Anti-obesity discovery directly targets energy metabolism in fat cells
Australian researchers have discovered a novel method to treat obesity by directly blocking a receptor within fat cells and speeding up energy expenditure. A promising experimental drug has been developed targeting this receptor and it has been effective at preventing obesity in mice.
Neuropeptide Y (NPY) is a peptide produced by the central nervous system and is known to play a role in various physiological processes. High levels of NPY are linked to increased appetite and weight gain, while low levels increase energy expenditure, helping the body burn fat instead of storing it.
“NPY is a metabolism regulator that plays a critical role during states of low energy supply, where it helps store fat as a survival mechanism,” explains Herbert Herzog, co-senior author on the new study. “Today, however, these advantageous effects can exacerbate existing diet-induced weight gain, leading to obesity and metabolic disease.”
One of the key cellular receptors NPY uses to exert its effects is called Y1. The new study set out to explore whether blocking Y1 receptor activity in peripheral tissues could increase fat metabolism and essentially prevent weight gain.
Using a mouse model of obesity the researchers tested an experimental drug designed to block Y1 signaling in fat tissue called BIBO3304. Yan-Churn Shi, co-senior author on the new study, says after about seven weeks on a high-fat diet the BIBO3304 mice had gained 40 percent less weight than a control group on the same diet.
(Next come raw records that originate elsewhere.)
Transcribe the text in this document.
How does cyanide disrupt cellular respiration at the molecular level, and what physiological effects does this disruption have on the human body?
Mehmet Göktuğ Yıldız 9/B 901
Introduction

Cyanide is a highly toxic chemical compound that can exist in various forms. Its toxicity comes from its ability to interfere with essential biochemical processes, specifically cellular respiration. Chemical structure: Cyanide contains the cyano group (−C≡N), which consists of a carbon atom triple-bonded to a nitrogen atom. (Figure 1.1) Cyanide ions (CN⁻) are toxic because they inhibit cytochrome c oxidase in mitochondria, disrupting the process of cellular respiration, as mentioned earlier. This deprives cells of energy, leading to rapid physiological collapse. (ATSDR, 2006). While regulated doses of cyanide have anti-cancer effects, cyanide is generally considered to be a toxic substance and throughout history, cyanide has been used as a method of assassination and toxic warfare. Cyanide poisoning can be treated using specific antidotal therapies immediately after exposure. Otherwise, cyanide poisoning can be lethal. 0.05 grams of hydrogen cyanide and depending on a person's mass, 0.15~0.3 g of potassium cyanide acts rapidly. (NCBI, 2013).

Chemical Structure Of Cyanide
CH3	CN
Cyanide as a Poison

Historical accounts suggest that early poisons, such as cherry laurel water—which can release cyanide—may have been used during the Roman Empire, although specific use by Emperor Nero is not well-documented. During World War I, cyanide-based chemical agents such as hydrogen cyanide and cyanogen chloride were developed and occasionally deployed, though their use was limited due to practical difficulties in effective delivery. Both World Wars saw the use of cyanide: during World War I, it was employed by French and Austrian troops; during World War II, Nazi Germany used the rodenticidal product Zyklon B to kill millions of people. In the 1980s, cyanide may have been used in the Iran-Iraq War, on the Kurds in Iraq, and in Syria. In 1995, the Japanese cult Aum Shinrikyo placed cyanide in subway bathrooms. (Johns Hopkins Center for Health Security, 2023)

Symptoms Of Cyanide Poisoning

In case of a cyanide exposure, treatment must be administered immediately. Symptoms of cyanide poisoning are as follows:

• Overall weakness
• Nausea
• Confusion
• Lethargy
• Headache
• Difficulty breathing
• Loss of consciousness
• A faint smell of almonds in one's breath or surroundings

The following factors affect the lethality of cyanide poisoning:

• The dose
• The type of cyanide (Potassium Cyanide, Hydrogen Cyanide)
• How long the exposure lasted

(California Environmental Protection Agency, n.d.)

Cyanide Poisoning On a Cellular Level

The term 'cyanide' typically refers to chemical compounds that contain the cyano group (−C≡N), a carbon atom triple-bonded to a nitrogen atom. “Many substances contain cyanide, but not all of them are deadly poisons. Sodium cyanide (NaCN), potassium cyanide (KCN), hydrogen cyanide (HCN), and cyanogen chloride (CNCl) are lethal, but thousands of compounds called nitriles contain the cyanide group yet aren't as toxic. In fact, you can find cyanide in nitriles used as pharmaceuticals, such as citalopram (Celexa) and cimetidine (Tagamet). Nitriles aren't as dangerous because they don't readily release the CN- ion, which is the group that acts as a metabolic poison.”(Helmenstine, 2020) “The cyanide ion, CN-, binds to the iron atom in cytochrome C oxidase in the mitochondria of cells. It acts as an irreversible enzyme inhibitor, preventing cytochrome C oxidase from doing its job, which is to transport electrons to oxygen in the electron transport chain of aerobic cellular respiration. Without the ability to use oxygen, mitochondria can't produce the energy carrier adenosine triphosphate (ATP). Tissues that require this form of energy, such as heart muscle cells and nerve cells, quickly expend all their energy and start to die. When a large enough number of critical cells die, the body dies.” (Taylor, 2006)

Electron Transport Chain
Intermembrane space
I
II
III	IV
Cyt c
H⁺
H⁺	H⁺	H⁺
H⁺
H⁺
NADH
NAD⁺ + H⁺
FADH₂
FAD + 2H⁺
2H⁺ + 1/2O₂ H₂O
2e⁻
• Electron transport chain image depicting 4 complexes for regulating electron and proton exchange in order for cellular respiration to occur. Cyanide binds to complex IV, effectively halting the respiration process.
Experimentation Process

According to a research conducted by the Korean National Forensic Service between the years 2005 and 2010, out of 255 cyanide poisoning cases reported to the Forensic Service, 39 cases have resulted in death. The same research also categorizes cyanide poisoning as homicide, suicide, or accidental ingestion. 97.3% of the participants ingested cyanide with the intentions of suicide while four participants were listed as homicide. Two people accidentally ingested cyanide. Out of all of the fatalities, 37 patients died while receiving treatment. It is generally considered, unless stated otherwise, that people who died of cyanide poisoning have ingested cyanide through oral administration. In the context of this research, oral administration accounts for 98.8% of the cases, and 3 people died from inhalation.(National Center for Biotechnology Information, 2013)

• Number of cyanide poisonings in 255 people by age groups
“This significant reduction of body weight gain was caused by an increase in body heat generation and reduction in fat mass,” says Shi. “Further, when [we] applied BIBO3304 to human fat cells isolated from obese individuals, we found that the cells began switching on the same genes involved in producing heat as the ones in mice, which suggests that targeting the Y1 receptor pathway may similarly increase fat metabolism and reduce weight gain in humans.”
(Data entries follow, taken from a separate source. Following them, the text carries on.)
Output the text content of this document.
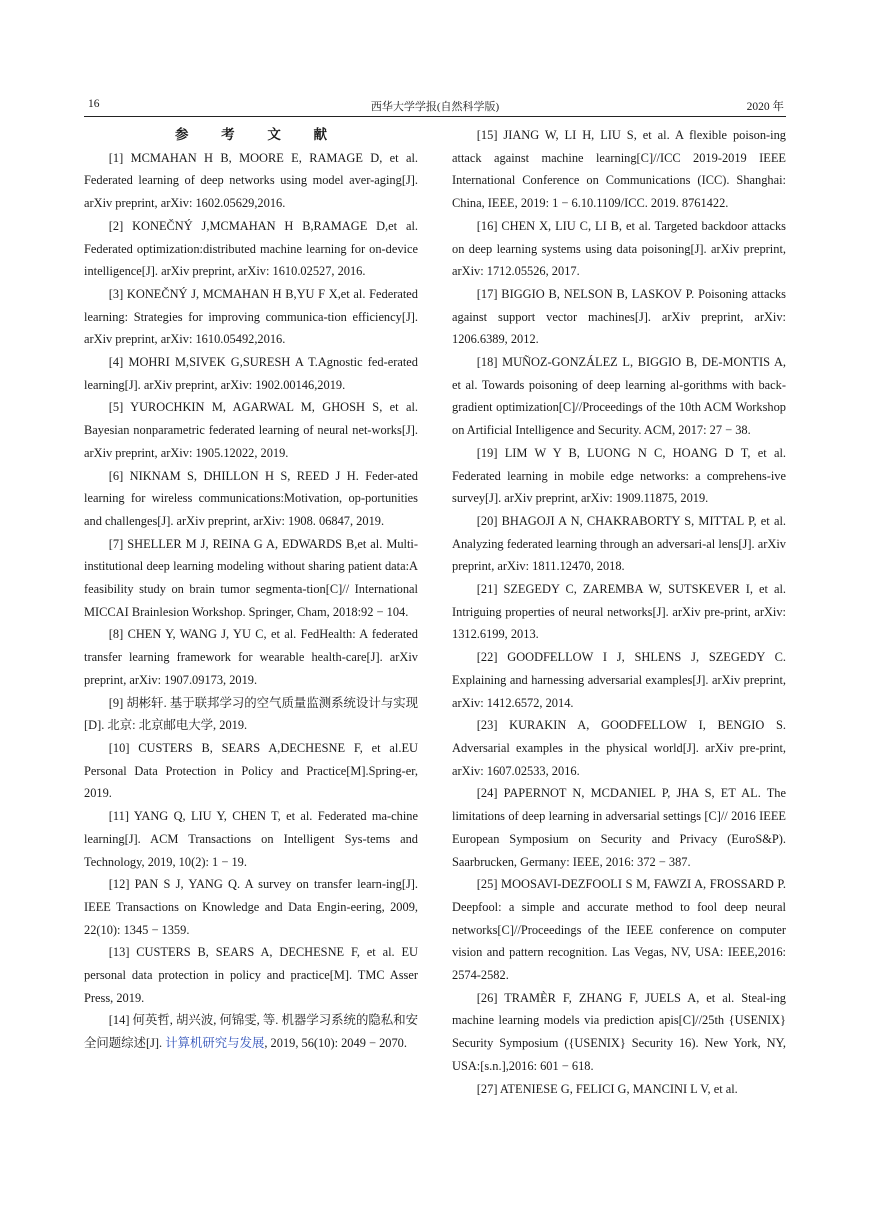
16	西华大学学报(自然科学版)	2020 年

参 考 文 献

[1] MCMAHAN H B, MOORE E, RAMAGE D, et al. Federated learning of deep networks using model aver-aging[J]. arXiv preprint, arXiv: 1602.05629,2016.

[2] KONEČNÝ J,MCMAHAN H B,RAMAGE D,et al. Federated optimization:distributed machine learning for on-device intelligence[J]. arXiv preprint, arXiv: 1610.02527, 2016.

[3] KONEČNÝ J, MCMAHAN H B,YU F X,et al. Federated learning: Strategies for improving communica-tion efficiency[J]. arXiv preprint, arXiv: 1610.05492,2016.

[4] MOHRI M,SIVEK G,SURESH A T.Agnostic fed-erated learning[J]. arXiv preprint, arXiv: 1902.00146,2019.

[5] YUROCHKIN M, AGARWAL M, GHOSH S, et al. Bayesian nonparametric federated learning of neural net-works[J]. arXiv preprint, arXiv: 1905.12022, 2019.

[6] NIKNAM S, DHILLON H S, REED J H. Feder-ated learning for wireless communications:Motivation, op-portunities and challenges[J]. arXiv preprint, arXiv: 1908. 06847, 2019.

[7] SHELLER M J, REINA G A, EDWARDS B,et al. Multi-institutional deep learning modeling without sharing patient data:A feasibility study on brain tumor segmenta-tion[C]// International MICCAI Brainlesion Workshop. Springer, Cham, 2018:92 − 104.

[8] CHEN Y, WANG J, YU C, et al. FedHealth: A federated transfer learning framework for wearable health-care[J]. arXiv preprint, arXiv: 1907.09173, 2019.

[9] 胡彬轩. 基于联邦学习的空气质量监测系统设计与实现 [D]. 北京: 北京邮电大学, 2019.

[10] CUSTERS B, SEARS A,DECHESNE F, et al.EU Personal Data Protection in Policy and Practice[M].Spring-er, 2019.

[11] YANG Q, LIU Y, CHEN T, et al. Federated ma-chine learning[J]. ACM Transactions on Intelligent Sys-tems and Technology, 2019, 10(2): 1 − 19.

[12] PAN S J, YANG Q. A survey on transfer learn-ing[J]. IEEE Transactions on Knowledge and Data Engin-eering, 2009, 22(10): 1345 − 1359.

[13] CUSTERS B, SEARS A, DECHESNE F, et al. EU personal data protection in policy and practice[M]. TMC Asser Press, 2019.

[14] 何英哲, 胡兴波, 何锦雯, 等. 机器学习系统的隐私和安全问题综述[J]. 计算机研究与发展, 2019, 56(10): 2049 − 2070.

[15] JIANG W, LI H, LIU S, et al. A flexible poison-ing attack against machine learning[C]//ICC 2019-2019 IEEE International Conference on Communications (ICC). Shanghai: China, IEEE, 2019: 1 − 6.10.1109/ICC. 2019. 8761422.

[16] CHEN X, LIU C, LI B, et al. Targeted backdoor attacks on deep learning systems using data poisoning[J]. arXiv preprint, arXiv: 1712.05526, 2017.

[17] BIGGIO B, NELSON B, LASKOV P. Poisoning attacks against support vector machines[J]. arXiv preprint, arXiv: 1206.6389, 2012.

[18] MUÑOZ-GONZÁLEZ L, BIGGIO B, DE-MONTIS A, et al. Towards poisoning of deep learning al-gorithms with back-gradient optimization[C]//Proceedings of the 10th ACM Workshop on Artificial Intelligence and Security. ACM, 2017: 27 − 38.

[19] LIM W Y B, LUONG N C, HOANG D T, et al. Federated learning in mobile edge networks: a comprehens-ive survey[J]. arXiv preprint, arXiv: 1909.11875, 2019.

[20] BHAGOJI A N, CHAKRABORTY S, MITTAL P, et al. Analyzing federated learning through an adversari-al lens[J]. arXiv preprint, arXiv: 1811.12470, 2018.

[21] SZEGEDY C, ZAREMBA W, SUTSKEVER I, et al. Intriguing properties of neural networks[J]. arXiv pre-print, arXiv: 1312.6199, 2013.

[22] GOODFELLOW I J, SHLENS J, SZEGEDY C. Explaining and harnessing adversarial examples[J]. arXiv preprint, arXiv: 1412.6572, 2014.

[23] KURAKIN A, GOODFELLOW I, BENGIO S. Adversarial examples in the physical world[J]. arXiv pre-print, arXiv: 1607.02533, 2016.

[24] PAPERNOT N, MCDANIEL P, JHA S, ET AL. The limitations of deep learning in adversarial settings [C]// 2016 IEEE European Symposium on Security and Privacy (EuroS&P). Saarbrucken, Germany: IEEE, 2016: 372 − 387.

[25] MOOSAVI-DEZFOOLI S M, FAWZI A, FROSSARD P. Deepfool: a simple and accurate method to fool deep neural networks[C]//Proceedings of the IEEE conference on computer vision and pattern recognition. Las Vegas, NV, USA: IEEE,2016: 2574-2582.

[26] TRAMÈR F, ZHANG F, JUELS A, et al. Steal-ing machine learning models via prediction apis[C]//25th {USENIX} Security Symposium ({USENIX} Security 16). New York, NY, USA:[s.n.],2016: 601 − 618.

[27] ATENIESE G, FELICI G, MANCINI L V, et al.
The most promising aspect of the new research is how Y1 receptor signaling seems to be primarily limited to fat cells. Prior attempts to inhibit NPY mechanisms have led to broad systemic side effects, making it unfeasible as an anti-obesity treatment, but homing in solely on Y1 receptors may be the key to getting this treatment to work.
Not only did the researchers discover BIBO3304 does not cross the blood-brain barrier, meaning it will not disrupt other NPY processes in the brain, but there may be secondary benefits to blocking Y1 signaling, including improvements to insulin resistance and cardiovascular function.
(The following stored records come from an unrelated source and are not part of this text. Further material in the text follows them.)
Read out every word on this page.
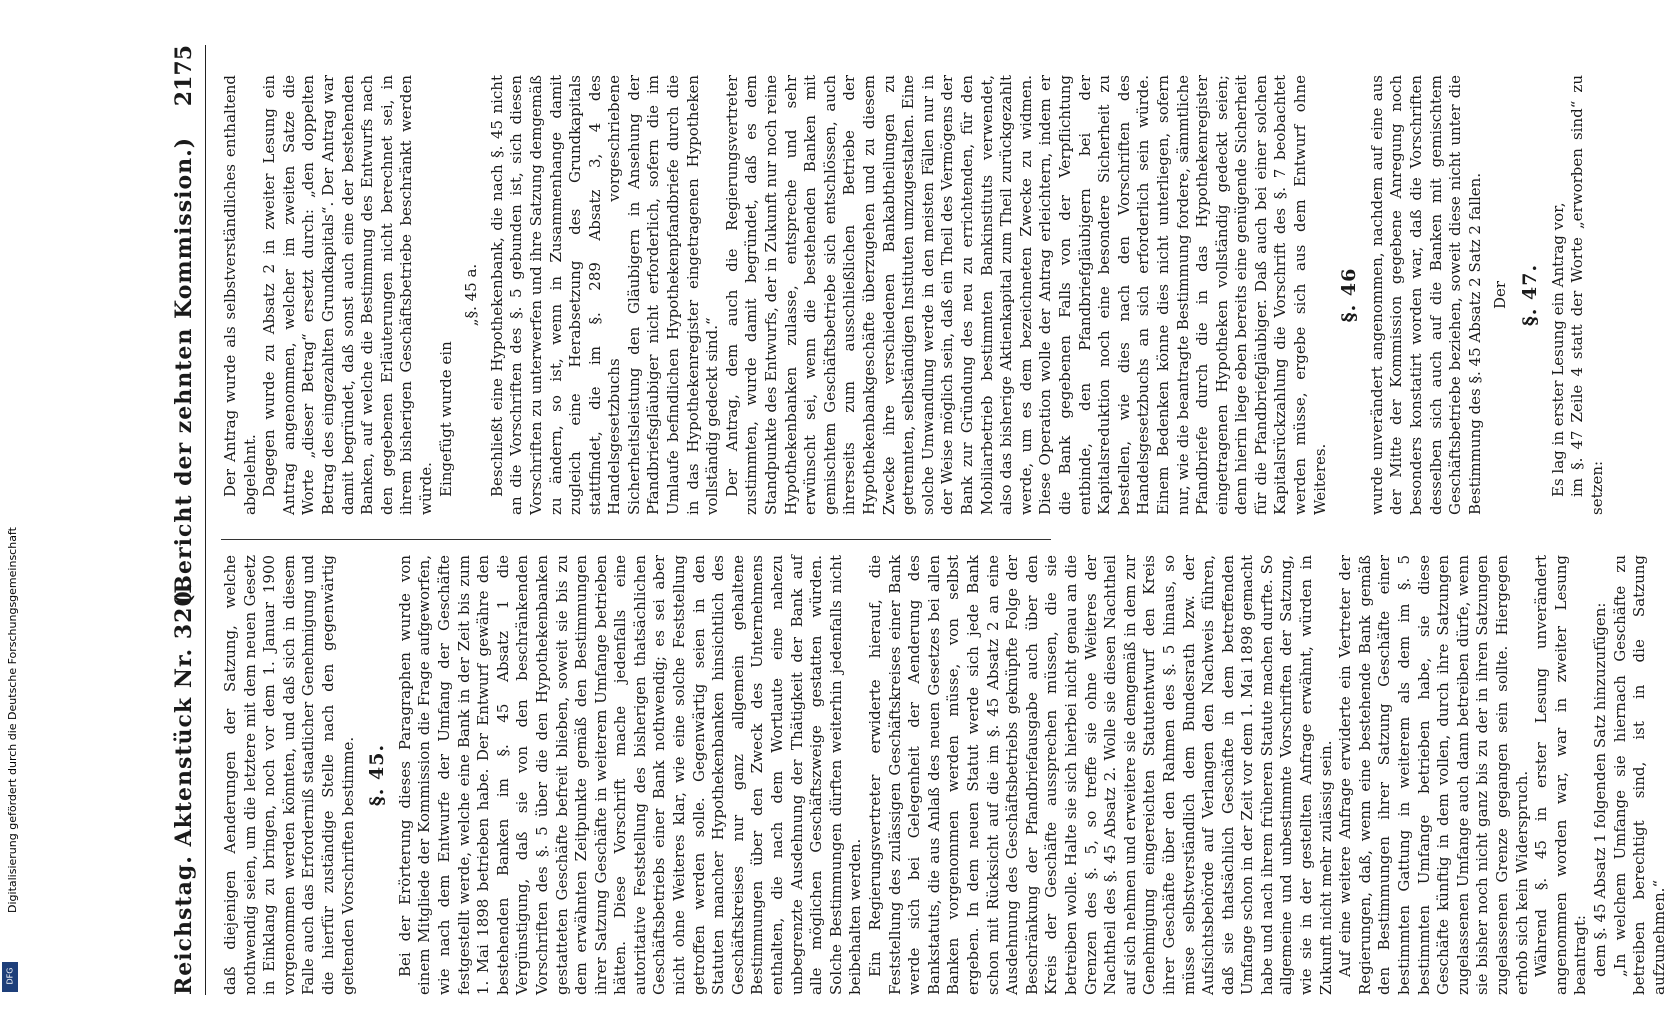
Reichstag. Aktenstück Nr. 320.
(Bericht der zehnten Kommission.)
2175

daß diejenigen Aenderungen der Satzung, welche nothwendig seien, um die letztere mit dem neuen Gesetz in Einklang zu bringen, noch vor dem 1. Januar 1900 vorgenommen werden könnten, und daß sich in diesem Falle auch das Erforderniß staatlicher Genehmigung und die hierfür zuständige Stelle nach den gegenwärtig geltenden Vorschriften bestimme. §. 45. Bei der Erörterung dieses Paragraphen wurde von einem Mitgliede der Kommission die Frage aufgeworfen, wie nach dem Entwurfe der Umfang der Geschäfte festgestellt werde, welche eine Bank in der Zeit bis zum 1. Mai 1898 betrieben habe. Der Entwurf gewähre den bestehenden Banken im §. 45 Absatz 1 die Vergünstigung, daß sie von den beschränkenden Vorschriften des §. 5 über die den Hypothekenbanken gestatteten Geschäfte befreit blieben, soweit sie bis zu dem erwähnten Zeitpunkte gemäß den Bestimmungen ihrer Satzung Geschäfte in weiterem Umfange betrieben hätten. Diese Vorschrift mache jedenfalls eine autoritative Feststellung des bisherigen thatsächlichen Geschäftsbetriebs einer Bank nothwendig; es sei aber nicht ohne Weiteres klar, wie eine solche Feststellung getroffen werden solle. Gegenwärtig seien in den Statuten mancher Hypothekenbanken hinsichtlich des Geschäftskreises nur ganz allgemein gehaltene Bestimmungen über den Zweck des Unternehmens enthalten, die nach dem Wortlaute eine nahezu unbegrenzte Ausdehnung der Thätigkeit der Bank auf alle möglichen Geschäftszweige gestatten würden. Solche Bestimmungen dürften weiterhin jedenfalls nicht beibehalten werden. Ein Regierungsvertreter erwiderte hierauf, die Feststellung des zulässigen Geschäftskreises einer Bank werde sich bei Gelegenheit der Aenderung des Bankstatuts, die aus Anlaß des neuen Gesetzes bei allen Banken vorgenommen werden müsse, von selbst ergeben. In dem neuen Statut werde sich jede Bank schon mit Rücksicht auf die im §. 45 Absatz 2 an eine Ausdehnung des Geschäftsbetriebs geknüpfte Folge der Beschränkung der Pfandbriefausgabe auch über den Kreis der Geschäfte aussprechen müssen, die sie betreiben wolle. Halte sie sich hierbei nicht genau an die Grenzen des §. 5, so treffe sie ohne Weiteres der Nachtheil des §. 45 Absatz 2. Wolle sie diesen Nachtheil auf sich nehmen und erweitere sie demgemäß in dem zur Genehmigung eingereichten Statutentwurf den Kreis ihrer Geschäfte über den Rahmen des §. 5 hinaus, so müsse selbstverständlich dem Bundesrath bzw. der Aufsichtsbehörde auf Verlangen den Nachweis führen, daß sie thatsächlich Geschäfte in dem betreffenden Umfange schon in der Zeit vor dem 1. Mai 1898 gemacht habe und nach ihrem früheren Statute machen durfte. So allgemeine und unbestimmte Vorschriften der Satzung, wie sie in der gestellten Anfrage erwähnt, würden in Zukunft nicht mehr zulässig sein. Auf eine weitere Anfrage erwiderte ein Vertreter der Regierungen, daß, wenn eine bestehende Bank gemäß den Bestimmungen ihrer Satzung Geschäfte einer bestimmten Gattung in weiterem als dem im §. 5 bestimmten Umfange betrieben habe, sie diese Geschäfte künftig in dem vollen, durch ihre Satzungen zugelassenen Umfange auch dann betreiben dürfe, wenn sie bisher noch nicht ganz bis zu der in ihren Satzungen zugelassenen Grenze gegangen sein sollte. Hiergegen erhob sich kein Widerspruch. Während §. 45 in erster Lesung unverändert angenommen worden war, war in zweiter Lesung beantragt: dem §. 45 Absatz 1 folgenden Satz hinzuzufügen: „In welchem Umfange sie hiernach Geschäfte zu betreiben berechtigt sind, ist in die Satzung aufzunehmen.“

Der Antrag wurde als selbstverständliches enthaltend abgelehnt. Dagegen wurde zu Absatz 2 in zweiter Lesung ein Antrag angenommen, welcher im zweiten Satze die Worte „dieser Betrag“ ersetzt durch: „den doppelten Betrag des eingezahlten Grundkapitals“. Der Antrag war damit begründet, daß sonst auch eine der bestehenden Banken, auf welche die Bestimmung des Entwurfs nach den gegebenen Erläuterungen nicht berechnet sei, in ihrem bisherigen Geschäftsbetriebe beschränkt werden würde. Eingefügt wurde ein

„§. 45 a. Beschließt eine Hypothekenbank, die nach §. 45 nicht an die Vorschriften des §. 5 gebunden ist, sich diesen Vorschriften zu unterwerfen und ihre Satzung demgemäß zu ändern, so ist, wenn in Zusammenhange damit zugleich eine Herabsetzung des Grundkapitals stattfindet, die im §. 289 Absatz 3, 4 des Handelsgesetzbuchs vorgeschriebene Sicherheitsleistung den Gläubigern in Ansehung der Pfandbriefsgläubiger nicht erforderlich, sofern die im Umlaufe befindlichen Hypothekenpfandbriefe durch die in das Hypothekenregister eingetragenen Hypotheken vollständig gedeckt sind.“ Der Antrag, dem auch die Regierungsvertreter zustimmten, wurde damit begründet, daß es dem Standpunkte des Entwurfs, der in Zukunft nur noch reine Hypothekenbanken zulasse, entspreche und sehr erwünscht sei, wenn die bestehenden Banken mit gemischtem Geschäftsbetriebe sich entschlössen, auch ihrerseits zum ausschließlichen Betriebe der Hypothekenbankgeschäfte überzugehen und zu diesem Zwecke ihre verschiedenen Bankabtheilungen zu getrennten, selbständigen Instituten umzugestalten. Eine solche Umwandlung werde in den meisten Fällen nur in der Weise möglich sein, daß ein Theil des Vermögens der Bank zur Gründung des neu zu errichtenden, für den Mobiliarbetrieb bestimmten Bankinstituts verwendet, also das bisherige Aktienkapital zum Theil zurückgezahlt werde, um es dem bezeichneten Zwecke zu widmen. Diese Operation wolle der Antrag erleichtern, indem er die Bank gegebenen Falls von der Verpflichtung entbinde, den Pfandbriefgläubigern bei der Kapitalsreduktion noch eine besondere Sicherheit zu bestellen, wie dies nach den Vorschriften des Handelsgesetzbuchs an sich erforderlich sein würde. Einem Bedenken könne dies nicht unterliegen, sofern nur, wie die beantragte Bestimmung fordere, sämmtliche Pfandbriefe durch die in das Hypothekenregister eingetragenen Hypotheken vollständig gedeckt seien; denn hierin liege eben bereits eine genügende Sicherheit für die Pfandbriefgläubiger. Daß auch bei einer solchen Kapitalsrückzahlung die Vorschrift des §. 7 beobachtet werden müsse, ergebe sich aus dem Entwurf ohne Weiteres.

§. 46 wurde unverändert angenommen, nachdem auf eine aus der Mitte der Kommission gegebene Anregung noch besonders konstatirt worden war, daß die Vorschriften desselben sich auch auf die Banken mit gemischtem Geschäftsbetriebe beziehen, soweit diese nicht unter die Bestimmung des §. 45 Absatz 2 Satz 2 fallen. Der §. 47. Es lag in erster Lesung ein Antrag vor, im §. 47 Zeile 4 statt der Worte „erworben sind“ zu setzen:

Digitalisierung gefördert durch die Deutsche Forschungsgemeinschaft
DFG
Of course, it’s still early days for the research, with plenty more work to be done before an anti-obesity drug for humans can be tested. But the big promising discovery here is that there is great potential for preventing obesity by disrupting this NPY-Y1 receptor system.
“Most of the current medications used to treat obesity target the brain to suppress appetite and can have severe side effects that limit their use,” says Shi. “Our study reveals an alternative approach that targets the fat tissues directly, which may potentially be a safer way to prevent and treat obesity.”
The new study was published in the journal Nature Communications.